Roma, 28 settembre 2018 - Al bivio, Giovanni Tria sceglie di non sacrificare la stabilità sull’altare del 2,4%: «Non mi dimetto per il bene della nazione. Getterei l’Italia nel caos». Ciò non vuol dire che l’esecutivo sia al riparo dalle intemperie e che la nave giallo-verde procederà senza sussulti: all’orizzonte si stagliano due ostacoli enormi. La reazione dei mercati e quell’Europa. È ciò che il ministro dell’Economia paventava e voleva a tutti i costi evitare puntando su un ‘numerino’ più basso: niente da fare. La resa arriva al termine di una giornata lunghissima, forse la più lunga da quando si è insediato al ministero di Via XX settembre: un braccio di ferro estenuante con Salvini e Di Maio che – malgrado il tentativo di mediazione sul 2,1% – l’ha visto soccombere. Dopo una telefonata con il Colle, nella quale il Quirinale ha sottolineato come una crisi sarebbe la cosa più pericolosa di tutte, esclude le dimissioni. E in tarda serata anche Conte chiamerà Mattarella.
Intesa sul deficit al 2.4 per tre anni
In realtà l’ombra delle dimissioni era stata dissipata fin dal mattino, quando lui stesso aveva escluso di poter mollare gli ormeggi. Tutte le simulazioni sullo spread circolate nel triangolo istituzionale erano più chiare di qualsiasi discorso: pericoloso il 2,4, esiziali per l’Italia le dimissioni. Dunque Tria si è presentato alla trattativa con i leader di maggioranza con un’arma spuntata. L’unica remota possibilità di evitare la disfatta era provare a dividere la maggioranza, ed è quello che il ministro ha tentato inutilmente di fare per tutto il pomeriggio, offrendo a Di Maio tutti i dieci miliardi richiesti dal pentastellato per il reddito di cittadinanza ma al prezzo di una revisione quasi solo di facciata della legge Fornero.

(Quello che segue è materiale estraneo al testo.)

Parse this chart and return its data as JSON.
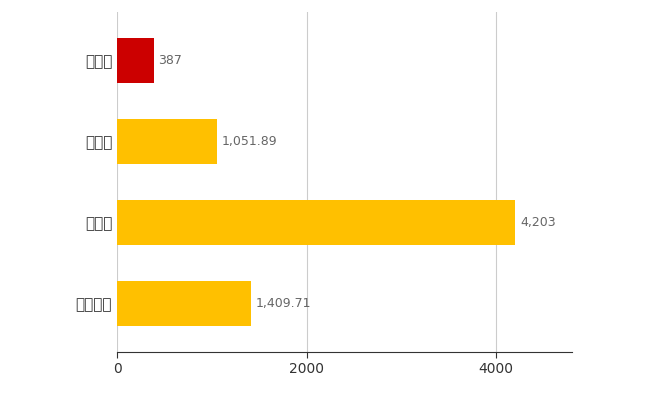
{
  "categories": [
    "大洗町",
    "県平均",
    "県最大",
    "全国平均"
  ],
  "values": [
    387,
    1051.89,
    4203,
    1409.71
  ],
  "bar_colors": [
    "#CC0000",
    "#FFC000",
    "#FFC000",
    "#FFC000"
  ],
  "labels": [
    "387",
    "1,051.89",
    "4,203",
    "1,409.71"
  ],
  "xlim": [
    0,
    4800
  ],
  "xticks": [
    0,
    2000,
    4000
  ],
  "background_color": "#FFFFFF",
  "grid_color": "#CCCCCC",
  "bar_height": 0.55,
  "label_color": "#666666",
  "label_fontsize": 9,
  "tick_fontsize": 10,
  "ytick_fontsize": 11
}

Ufficialmente era solo questione di cifre e di bilancio, in realtà è difficile non sospettare che sulla sterzata di Tria contro la riforma della riforma delle pensioni non pesasse anche l’assoluta ostilità in materia della commissione europea e soprattutto della Bce, che ancora ieri nel suo bollettino mensile ha tra le righe esplicitato il suo niet. Lo stesso Quirinale – nel tentativo di trovare una via d’uscita – consigliava di fare concessioni in termini quantitativi e qualitativi a un M5S in difficoltà per la necessità di recuperare consenso, accettando di devolvere il grosso dei fondi per la spesa corrente invece che per gli investimenti, come aveva chiesto più volte nelle ultime settimane il ministro Tria. Insistendo tutt’al più per rinviare di alcuni mesi, fino all’estate, la partenza del reddito di cittadinanza.
La speranza tanto di Tria quanto del Colle era che Salvini, godendo già di un’ampia rendita di posizione per la campagna sull’immigrazione – in una condizione dunque più facile degli alleati – si mostrasse più malleabile. Così non è stato anche perché il leader della Lega si era spinto troppo oltre: ragion per cui si è rivelato impossibile rompere l’asse tra i due vicepremier rilanciata dopo pranzo nel corso di una riunione cui non ha partecipato Tria. Mercoledì sera il leader della Lega, malgrado il parere contrario della ‘colomba’ Giorgetti si era schierato al fianco di Luigi, permettendogli di venir fuori dall’isolamento. Era quasi inevitabile che il pentastellato ricambiasse il favore mettendo Tria con le spalle al muro. I due leader hanno certamente vinto una battaglia ma la guerra vera e propria comincia solo ora. Molto dipenderà dall’evoluzione dello spread ma ancora di più dal braccio di ferro con un’Europa che fin qui ha fatto il possibile per non scendere direttamente in campo in prossimità delle elezioni, ma che a questo punto quando la manovra vera e propria sarà presentato sarà costretta a prendere una decisione. Al momento la procedura d’infrazione sembra quasi un passaggio obbligato ma i governanti giallo-verdi sono certi di poterla reggere.